In generale, un ambiente fertile per lo sviluppo e la circolazione di conoscenza non può prescindere dalla sussistenza di due precise condizioni, ugualmente necessarie ma da sole non sufficienti: una leadership efficace, trasformazionale, di servizio, e la presenza di adeguati supporti tecnologici. Negli ultimi decenni si è passati da un assetto strettamente piramidale e gerarchico del comando all'interno delle realtà produttive ad una visione più orizzontale, fondata sui concetti di team, di responsabilizzazione, di allineamento; questa filosofia è stata implementata a livello di organizzazione interna così come nel rapporto esterno con partner e fornitori, divenuti veri e propri alleati insieme ai quali sviluppare esperienze di comakership volte all'avvio di percorsi comuni fin dalla progettazione di prodotto, e non più limitati alla sola fase di produzione. Questo però non significa che si possa ovviare alla presenza di una forte ed esemplare leadership, una figura di sintesi necessaria poiché capace di creare una vision “tangibile” e condivisa globalmente, in grado di agire da coach verso i collaboratori affinché ognuno di essi si senta individualmente stimolato a dare il meglio di sé, caratterizzandosi autenticamente come imprenditore di se stesso. Parimenti, l'innovazione tecnologica pone nuove sfide, ma mette a disposizione anche grandiose possibilità, specialmente in un campo come quello del knowledge management: grazie a strumenti come i

cloud, le reti intranet, le chat, i forum, le mailing list e i webinar le

distanze si azzerano e i costi si riducono in maniera drastica. Tramite mezzi simili tutto può essere facilmente reso condivisibile e

immediatamente – letteralmente, “senza mediazione” – disponibile per chiunque risulti abilitato. Le realtà aziendali in grado di interpretare al meglio questa sfida del progresso e coglierne con efficacia le opportunità ne beneficeranno profondamente, anche se la strada da fare è ancora molta.
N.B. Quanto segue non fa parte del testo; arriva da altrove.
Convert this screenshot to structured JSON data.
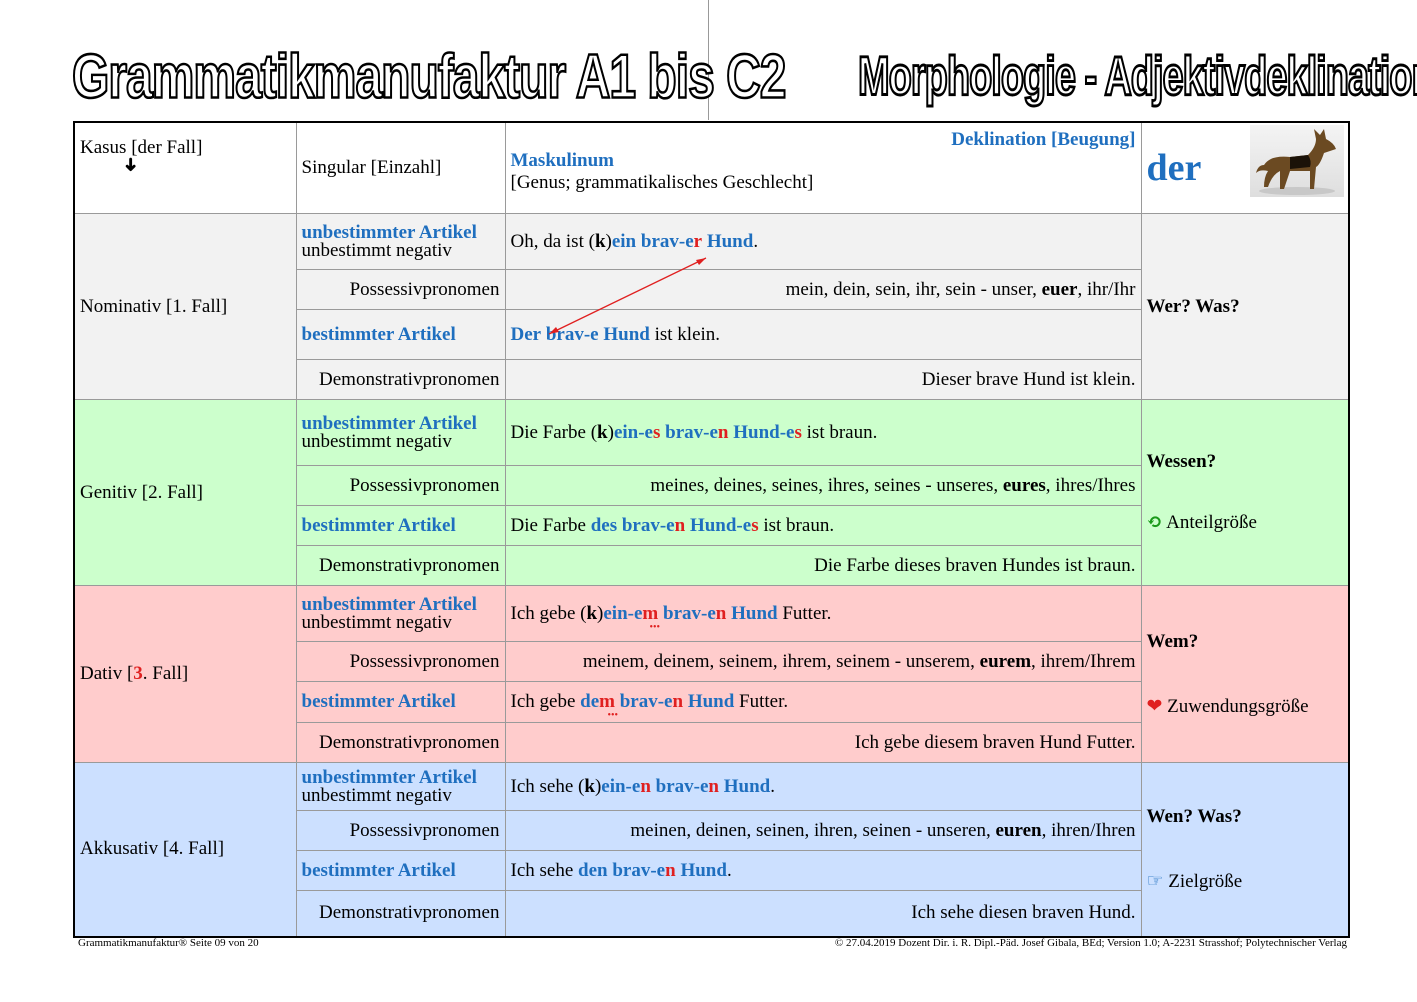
{
  "title_left": "Grammatikmanufaktur A1 bis C2",
  "title_right": "Morphologie - Adjektivdeklination I",
  "header": {
    "kasus": "Kasus [der Fall]",
    "arrow": "➜",
    "singular": "Singular [Einzahl]",
    "deklination": "Deklination [Beugung]",
    "maskulinum": "Maskulinum",
    "genus": "[Genus; grammatikalisches Geschlecht]",
    "article": "der"
  },
  "labels": {
    "unbest": "unbestimmter Artikel",
    "unbest_neg": "unbestimmt negativ",
    "poss": "Possessivpronomen",
    "best": "bestimmter Artikel",
    "demo": "Demonstrativpronomen"
  },
  "nom": {
    "case": "Nominativ [1. Fall]",
    "q": "Wer? Was?",
    "poss": "mein, dein, sein, ihr, sein - unser, ",
    "poss_b": "euer",
    "poss_end": ", ihr/Ihr",
    "demo": "Dieser brave Hund ist klein."
  },
  "gen": {
    "case": "Genitiv [2. Fall]",
    "q": "Wessen?",
    "extra": "Anteilgröße",
    "poss": "meines, deines, seines, ihres, seines - unseres, ",
    "poss_b": "eures",
    "poss_end": ", ihres/Ihres",
    "demo": "Die Farbe dieses braven Hundes ist braun."
  },
  "dat": {
    "case_a": "Dativ [",
    "case_n": "3",
    "case_b": ". Fall]",
    "q": "Wem?",
    "extra": "Zuwendungsgröße",
    "poss": "meinem, deinem, seinem, ihrem, seinem - unserem, ",
    "poss_b": "eurem",
    "poss_end": ", ihrem/Ihrem",
    "demo": "Ich gebe diesem braven Hund Futter."
  },
  "akk": {
    "case": "Akkusativ [4. Fall]",
    "q": "Wen? Was?",
    "extra": "Zielgröße",
    "poss": "meinen, deinen, seinen, ihren, seinen - unseren, ",
    "poss_b": "euren",
    "poss_end": ", ihren/Ihren",
    "demo": "Ich sehe diesen braven Hund."
  },
  "footer": {
    "left": "Grammatikmanufaktur®     Seite 09 von 20",
    "right": "© 27.04.2019 Dozent Dir. i. R. Dipl.-Päd. Josef Gibala, BEd; Version 1.0; A-2231 Strasshof; Polytechnischer Verlag"
  },
  "colors": {
    "blue": "#1f6fbf",
    "red": "#e02020",
    "nom": "#f2f2f2",
    "gen": "#ccffcc",
    "dat": "#ffcccc",
    "akk": "#cce0ff"
  }
}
Il contesto in cui viviamo è di difficile lettura e interpretazione, foriero di grandi possibilità di sviluppo ma anche di sfide ardue che si presentano senza soluzione di continuità: è la cosiddetta “era della complessità”, una prospettiva con cui non ancora tutte le realtà produttive hanno saputo fare i conti e che, come detto, attribuirà un'importanza sempre crescente ad asset immateriali e abilità intangibili. La gestione della conoscenza, sviluppata attraverso le tecniche di knowledge management, rappresenta uno strumento tra i più importanti per l'organizzazione che intenda affrontare le complessità puntando sul più grande tesoro di cui l'uomo è portatore e che lo differenzia dalle altre specie animali: l'amore per la conoscenza.